MRG, which
outlined favourable economics for its existing Corridor Sands discoveries last week, has inked an option to secure UK-based Savannah Resources' more modest 65 million tonne at 4.2% heavy mineral sand Jangamo project.
Jangamo was once tied to a larger project with Rio Tinto, but that joint venture ended last December.
Savannah has focused on lithium in Portugal during recent times.
Enter Victoria-based MRG that, from its base in Ballarat, believes Jangamo can be developed several years in advance of its flagship Corridor Sands project, which is 200km away by road.
MRG has 45 days to complete due diligence and will then have 16 months to trigger its option, during which it expects to spend US$500,000 to complete a works program at Jangamo to satisfy regulatory requirements.
Savannah has spent around $4 million on the project since 2014.

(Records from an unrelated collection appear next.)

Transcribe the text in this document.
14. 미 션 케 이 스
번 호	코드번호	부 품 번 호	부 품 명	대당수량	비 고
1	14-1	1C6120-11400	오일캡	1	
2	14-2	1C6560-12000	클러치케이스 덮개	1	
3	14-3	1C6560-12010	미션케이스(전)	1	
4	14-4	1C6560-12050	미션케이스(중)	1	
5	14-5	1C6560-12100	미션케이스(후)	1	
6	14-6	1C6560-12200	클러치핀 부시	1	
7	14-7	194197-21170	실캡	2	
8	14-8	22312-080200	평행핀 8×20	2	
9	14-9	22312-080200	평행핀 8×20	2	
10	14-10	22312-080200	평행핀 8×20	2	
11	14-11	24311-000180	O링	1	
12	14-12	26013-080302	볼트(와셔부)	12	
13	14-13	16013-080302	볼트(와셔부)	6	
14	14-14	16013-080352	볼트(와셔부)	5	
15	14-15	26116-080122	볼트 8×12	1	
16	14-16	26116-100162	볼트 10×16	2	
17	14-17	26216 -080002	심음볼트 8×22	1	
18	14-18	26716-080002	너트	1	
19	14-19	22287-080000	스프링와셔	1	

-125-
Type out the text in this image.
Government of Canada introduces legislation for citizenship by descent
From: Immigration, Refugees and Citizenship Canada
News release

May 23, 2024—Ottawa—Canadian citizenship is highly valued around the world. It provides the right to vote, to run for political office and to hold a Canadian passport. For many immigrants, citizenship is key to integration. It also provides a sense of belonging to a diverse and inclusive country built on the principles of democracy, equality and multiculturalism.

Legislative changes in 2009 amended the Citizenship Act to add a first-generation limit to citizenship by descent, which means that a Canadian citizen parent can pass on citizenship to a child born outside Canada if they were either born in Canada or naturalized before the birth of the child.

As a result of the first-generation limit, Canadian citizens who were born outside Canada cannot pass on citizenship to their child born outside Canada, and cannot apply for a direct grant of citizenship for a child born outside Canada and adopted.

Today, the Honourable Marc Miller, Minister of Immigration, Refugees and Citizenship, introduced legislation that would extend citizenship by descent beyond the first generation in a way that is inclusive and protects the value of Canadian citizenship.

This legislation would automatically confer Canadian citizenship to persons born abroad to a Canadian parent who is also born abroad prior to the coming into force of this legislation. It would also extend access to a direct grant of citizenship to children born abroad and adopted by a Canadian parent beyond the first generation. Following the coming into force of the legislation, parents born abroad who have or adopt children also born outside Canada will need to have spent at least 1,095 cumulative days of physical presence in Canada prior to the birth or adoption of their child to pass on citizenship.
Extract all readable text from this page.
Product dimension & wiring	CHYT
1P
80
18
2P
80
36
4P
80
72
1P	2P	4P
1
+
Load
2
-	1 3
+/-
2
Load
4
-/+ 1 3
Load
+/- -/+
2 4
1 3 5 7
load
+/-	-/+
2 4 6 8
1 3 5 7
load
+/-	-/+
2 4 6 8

MRG can exercise its option with $800,000 paid in cash or new shares. A 1% capped royalty will become due if production generates net profit after tax.
MRG executive chair Andrew Van Der Zwan said Jangamo was a small but quality asset that could be developed ahead of Corridor Sands, taking advantage of high prices for ilmenite, rutile, and zircon.
Plant and equipment could be relocated to Corridor Sands in the future, where mining of the Nhacutse/Poiombo and Koko Massava deposits could support production for around 25 years.
Rio Tinto is development the nearby Mutamba mineral sands project, and Van Der Zwan suggested there could be opportunities to access to infrastructure.
MRG started October with less than A$400,000 cash, so a capital injection in the immediate future seems even more likely, although Savannah loan funds for the immediate cash needs at Jangamo.
The junior's shares were flat this morning at 0.5c, its lowest level in 12 months. At current levels it is capitalised at $8.7 million.
The stock has traded as high as 1.5c over the past year.